It was one of the best pieces of advice I've gotten when it comes to parenting young children – don't make disciplinary decisions in the heat of the moment. Emotion clouds judgment, passion confuses reason.
I have thought a lot about that self-evident truth these last couple days as I've watched the furious explosion of emotional outrage detonating in response to the looming Supreme Court Dobbs decision to overturn Roe v. Wade.
Just watch:
That is at least temporary derangement. It's far from measured opposition. It's not healthy. Nor are those who share bizarre, unhinged memes like this:
But here's what has weighed heavily on me these last few days. Those responses may not be rational or lucid, but they represent perfectly the mental and emotional capacity of our people, particularly young Americans.
We aren't a thinking people anymore. And we have raised an entire generation now coming into adulthood to feel their way through everything. The polarized, hyperbolic, unstable seizures that play out pitifully through hashtag activism are a testament to the real threat to our civilization.
As much as I firmly agree with former liberal Supreme Court icon Ruth Bader Ginsburg that Roe v. Wade was terribly reasoned, bad law (there's a reason Justice Alito quotes her twice in his draft opinion), once overturned, little will change ideologically or practically:
- Abortion will still be legal up to the moment of birth in half the country.
- Politicians will still fundraise gratuitously off the issue, playing on the frayed emotions of the warring factions.
- Young women will still face crisis pregnancies.
- Unscrupulous men will still do all they can to pressure girls they have abused into aborting away the evidence.
The primary difference is that the people will have a voice in how their state handles abortion law rather than being the powerless subjects of black robed oligarchs in D.C. Thinking people know this; people imprisoned by their emotions do not.
Consider the primary reasoning of Justice Alito in this leaked draft:
"The Constitution makes no reference to abortion."
"[Roe's] reasoning was exceptionally weak…"
"[F]ar from bringing about a national settlement of the abortion issue, Roe and Casey have enflamed debate and deepened division."
"Heed[ing] the Constitution [means] return the issue of abortion to the people's elected representatives."
"The authority to regulate abortion must be returned to the people and their elected representatives."

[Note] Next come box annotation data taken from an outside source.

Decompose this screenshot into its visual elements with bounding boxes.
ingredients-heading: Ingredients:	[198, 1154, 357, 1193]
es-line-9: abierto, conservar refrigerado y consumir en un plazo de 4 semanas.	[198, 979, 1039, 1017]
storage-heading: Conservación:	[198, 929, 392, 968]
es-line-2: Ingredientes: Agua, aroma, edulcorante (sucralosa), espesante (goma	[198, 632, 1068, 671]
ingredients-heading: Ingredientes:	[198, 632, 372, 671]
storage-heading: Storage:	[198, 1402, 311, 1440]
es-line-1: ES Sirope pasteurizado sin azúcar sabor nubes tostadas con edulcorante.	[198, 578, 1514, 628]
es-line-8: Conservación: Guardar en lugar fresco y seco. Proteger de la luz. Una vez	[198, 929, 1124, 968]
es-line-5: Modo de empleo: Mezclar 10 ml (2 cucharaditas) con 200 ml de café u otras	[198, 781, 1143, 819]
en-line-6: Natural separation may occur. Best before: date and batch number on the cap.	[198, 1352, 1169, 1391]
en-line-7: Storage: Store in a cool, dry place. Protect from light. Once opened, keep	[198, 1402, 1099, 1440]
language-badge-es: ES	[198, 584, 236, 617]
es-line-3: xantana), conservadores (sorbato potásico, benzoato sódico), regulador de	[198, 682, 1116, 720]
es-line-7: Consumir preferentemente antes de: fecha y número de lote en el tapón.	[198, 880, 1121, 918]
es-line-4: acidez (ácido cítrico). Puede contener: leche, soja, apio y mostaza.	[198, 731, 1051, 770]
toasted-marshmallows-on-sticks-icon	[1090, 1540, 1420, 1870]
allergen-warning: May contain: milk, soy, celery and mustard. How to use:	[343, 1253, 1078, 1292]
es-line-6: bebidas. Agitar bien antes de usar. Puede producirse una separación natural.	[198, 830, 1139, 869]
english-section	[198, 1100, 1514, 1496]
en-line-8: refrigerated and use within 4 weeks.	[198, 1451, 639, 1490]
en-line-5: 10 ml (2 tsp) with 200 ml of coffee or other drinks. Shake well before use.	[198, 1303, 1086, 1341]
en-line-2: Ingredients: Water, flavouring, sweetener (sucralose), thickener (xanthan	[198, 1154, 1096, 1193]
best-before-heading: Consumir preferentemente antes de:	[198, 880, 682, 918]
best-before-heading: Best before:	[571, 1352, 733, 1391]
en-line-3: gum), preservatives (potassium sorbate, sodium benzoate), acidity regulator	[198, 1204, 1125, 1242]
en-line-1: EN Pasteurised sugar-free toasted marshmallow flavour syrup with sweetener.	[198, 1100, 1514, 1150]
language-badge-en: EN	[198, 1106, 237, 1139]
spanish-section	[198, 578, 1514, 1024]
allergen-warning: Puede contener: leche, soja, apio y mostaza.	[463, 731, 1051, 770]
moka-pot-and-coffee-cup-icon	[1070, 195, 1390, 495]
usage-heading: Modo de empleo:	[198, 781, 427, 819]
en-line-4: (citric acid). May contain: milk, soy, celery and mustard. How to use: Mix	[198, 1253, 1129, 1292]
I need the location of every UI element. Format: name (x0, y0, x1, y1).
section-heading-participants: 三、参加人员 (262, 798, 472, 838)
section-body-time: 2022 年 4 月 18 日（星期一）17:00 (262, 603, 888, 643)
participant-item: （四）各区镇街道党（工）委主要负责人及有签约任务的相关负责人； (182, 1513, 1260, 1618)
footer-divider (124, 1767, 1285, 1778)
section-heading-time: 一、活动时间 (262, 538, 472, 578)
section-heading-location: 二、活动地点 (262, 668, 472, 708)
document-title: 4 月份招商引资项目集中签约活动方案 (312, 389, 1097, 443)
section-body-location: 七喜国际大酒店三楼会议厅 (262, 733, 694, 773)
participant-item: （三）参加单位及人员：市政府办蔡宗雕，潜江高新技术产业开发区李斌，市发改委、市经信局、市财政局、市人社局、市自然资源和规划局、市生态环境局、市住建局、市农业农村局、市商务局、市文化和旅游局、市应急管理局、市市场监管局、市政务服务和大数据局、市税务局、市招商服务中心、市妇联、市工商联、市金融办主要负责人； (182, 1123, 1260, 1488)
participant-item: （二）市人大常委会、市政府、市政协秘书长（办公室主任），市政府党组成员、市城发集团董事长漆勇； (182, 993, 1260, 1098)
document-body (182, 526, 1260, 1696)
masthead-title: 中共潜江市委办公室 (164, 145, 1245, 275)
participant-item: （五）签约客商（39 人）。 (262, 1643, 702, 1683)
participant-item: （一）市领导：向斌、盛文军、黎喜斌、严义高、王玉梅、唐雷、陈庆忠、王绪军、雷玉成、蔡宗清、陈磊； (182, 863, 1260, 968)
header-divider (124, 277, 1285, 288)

To a thinking person on the left or right, there is absolutely nothing outlandish, inflammatory, anti-woman, misogynistic, authoritarian, or radical about any of those statements. Quite the contrary, they are all reasoned, placatory, people-empowering, and constitutional.
That's why I contend that the great problem we face is that so many Americans are completely incapable of rational discernment unencumbered by their tribal passions. Evidence for that is legion, even found in the comically manic senior senator from Massachusetts.
The Supreme Court writes that they are returning the power to regulate abortion to "the people and their elected representatives." Elected representatives like Senator Elizabeth Warren. She then furiously rages on the streets of D.C. about how power is being taken from her. And fools lap it up, applauding and throwing money at her.
That is what we won't survive. Not our philosophical differences; our galling inability to think.